A teoria foi muito conveniente ao trabalho do psiquiatra, que produzia laudos para defender pedófilos, segundo Romano e Ferreira. O estadunidense se manifestava abertamente a favor da pedofilia e criticava a “atitude exageradamente punitiva e moralista em relação a relações sexuais entre adultos e crianças”, como afirmou em um de seus livros. Nessa mesma obra, ele argumentou que o sofrimento de vítimas de abuso infantil só existe porque “nossa sociedade reage de forma desproporcional à pedofilia”. Em outro livro, Gardner escreveu que as crianças “são naturalmente sexuais e podem seduzir adultos em encontros para iniciarem-se sexualmente”.
A advogada Dias, que atualmente defende homens em processos de alienação parental, considera irrelevante o histórico de Gardner. “Todos nós conhecemos a campanha de desqualificação feita, principalmente, por pessoas que estão com a separação mal-elaborada e que agem para atingir o outro. Não deve acabar com a lei por causa de quem é a pessoa que inventou o nome”, defendeu.
São as ideias misóginas de Gardner, contudo, que têm norteado as decisões de reversão de guarda no Judiciário brasileiro – mas não só isso.
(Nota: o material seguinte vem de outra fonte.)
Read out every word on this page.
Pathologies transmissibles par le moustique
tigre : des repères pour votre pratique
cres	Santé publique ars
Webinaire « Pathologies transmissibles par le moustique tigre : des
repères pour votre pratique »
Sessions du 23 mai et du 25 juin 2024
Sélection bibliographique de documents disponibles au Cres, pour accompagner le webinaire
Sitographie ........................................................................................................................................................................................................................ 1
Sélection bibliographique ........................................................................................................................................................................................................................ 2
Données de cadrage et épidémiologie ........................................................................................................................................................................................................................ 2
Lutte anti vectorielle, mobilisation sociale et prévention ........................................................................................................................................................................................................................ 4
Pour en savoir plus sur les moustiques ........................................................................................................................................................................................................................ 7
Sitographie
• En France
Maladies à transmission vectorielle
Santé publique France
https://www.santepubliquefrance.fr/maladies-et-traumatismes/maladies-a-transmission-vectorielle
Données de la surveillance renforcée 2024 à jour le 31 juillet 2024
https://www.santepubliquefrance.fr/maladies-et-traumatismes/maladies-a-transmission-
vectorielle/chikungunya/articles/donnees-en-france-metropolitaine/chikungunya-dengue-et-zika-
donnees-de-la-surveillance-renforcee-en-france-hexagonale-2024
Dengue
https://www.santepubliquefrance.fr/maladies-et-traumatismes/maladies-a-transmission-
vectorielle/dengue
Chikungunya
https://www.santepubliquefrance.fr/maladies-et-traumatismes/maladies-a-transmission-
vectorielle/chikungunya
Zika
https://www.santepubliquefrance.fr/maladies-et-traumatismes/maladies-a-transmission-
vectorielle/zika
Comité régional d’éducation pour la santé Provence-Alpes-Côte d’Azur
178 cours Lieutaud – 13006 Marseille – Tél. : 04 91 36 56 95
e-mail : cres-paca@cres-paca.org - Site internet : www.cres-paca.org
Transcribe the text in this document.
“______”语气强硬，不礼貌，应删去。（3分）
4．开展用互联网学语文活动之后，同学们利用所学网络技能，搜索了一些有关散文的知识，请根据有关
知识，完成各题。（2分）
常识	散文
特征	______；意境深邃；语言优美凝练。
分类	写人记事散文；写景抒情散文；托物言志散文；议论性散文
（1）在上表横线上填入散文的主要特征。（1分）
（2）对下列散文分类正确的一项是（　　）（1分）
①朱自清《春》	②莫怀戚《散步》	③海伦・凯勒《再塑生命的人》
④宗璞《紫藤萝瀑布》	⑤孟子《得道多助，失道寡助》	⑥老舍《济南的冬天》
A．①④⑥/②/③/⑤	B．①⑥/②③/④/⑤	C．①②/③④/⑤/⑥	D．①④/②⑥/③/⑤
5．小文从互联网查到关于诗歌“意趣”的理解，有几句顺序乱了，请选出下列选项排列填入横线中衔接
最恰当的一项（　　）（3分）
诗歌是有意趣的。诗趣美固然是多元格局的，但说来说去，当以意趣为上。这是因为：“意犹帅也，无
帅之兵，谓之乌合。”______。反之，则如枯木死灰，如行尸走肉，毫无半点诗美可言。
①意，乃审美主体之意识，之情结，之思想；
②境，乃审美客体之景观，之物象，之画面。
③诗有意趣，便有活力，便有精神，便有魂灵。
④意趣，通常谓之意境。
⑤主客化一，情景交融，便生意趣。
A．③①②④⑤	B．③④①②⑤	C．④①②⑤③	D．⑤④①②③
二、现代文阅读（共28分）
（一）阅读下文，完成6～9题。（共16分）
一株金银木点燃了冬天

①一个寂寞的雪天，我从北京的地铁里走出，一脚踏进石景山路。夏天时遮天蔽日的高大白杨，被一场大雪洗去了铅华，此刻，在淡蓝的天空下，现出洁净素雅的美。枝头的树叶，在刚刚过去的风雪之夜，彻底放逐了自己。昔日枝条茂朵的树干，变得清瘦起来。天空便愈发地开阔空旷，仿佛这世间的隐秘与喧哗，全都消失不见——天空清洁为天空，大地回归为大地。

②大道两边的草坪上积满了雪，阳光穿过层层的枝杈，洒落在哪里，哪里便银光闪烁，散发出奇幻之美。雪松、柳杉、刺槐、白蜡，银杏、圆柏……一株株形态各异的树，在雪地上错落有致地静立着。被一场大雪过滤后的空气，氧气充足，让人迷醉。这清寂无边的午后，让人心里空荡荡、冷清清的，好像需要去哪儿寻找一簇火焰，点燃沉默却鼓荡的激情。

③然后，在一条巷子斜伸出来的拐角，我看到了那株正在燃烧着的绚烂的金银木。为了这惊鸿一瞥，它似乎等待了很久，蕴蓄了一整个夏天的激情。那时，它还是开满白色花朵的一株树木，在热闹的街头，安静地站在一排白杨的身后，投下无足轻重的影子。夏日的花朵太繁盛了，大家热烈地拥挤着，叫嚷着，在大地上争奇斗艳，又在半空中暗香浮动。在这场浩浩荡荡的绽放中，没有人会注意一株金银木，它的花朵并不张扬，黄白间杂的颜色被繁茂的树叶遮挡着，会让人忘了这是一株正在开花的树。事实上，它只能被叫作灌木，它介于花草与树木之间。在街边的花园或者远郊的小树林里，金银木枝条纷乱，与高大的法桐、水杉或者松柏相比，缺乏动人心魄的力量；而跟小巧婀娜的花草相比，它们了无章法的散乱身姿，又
Segundo Ferreira, profissionais do direito, da psiquiatria, da psicologia e do serviço social estão sendo doutrinados desde que a Lei de Alienação Parental entrou em vigor. “É uma lavagem cerebral. Não tem contraponto, ninguém diz que essa síndrome não é reconhecida”, criticou. “A mera acusação de alienação parental vira uma verdade absoluta, porque essa pseudociência passou a ser ensinada nas faculdades como realidade incontestável”.
De fato, existem poucos trabalhos acadêmicos brasileiros que questionam a ideia da alienação parental, assim como dados sobre as consequências da lei. Há, no entanto, alguns levantamentos feitos em tribunais de segunda instância que dão indícios do machismo da legislação. Um artigo de Sheila Stolz e Sibele de Lima Lemos, membros do Grupo de Pesquisa Direito, Gênero e Identidades Plurais da Universidade Federal do Rio Grande, mostrou que, em mais de 90% das 118 decisões do Tribunal de Justiça do Rio Grande do Sul analisadas em 2019 e 2020, são mulheres as acusadas de alienação.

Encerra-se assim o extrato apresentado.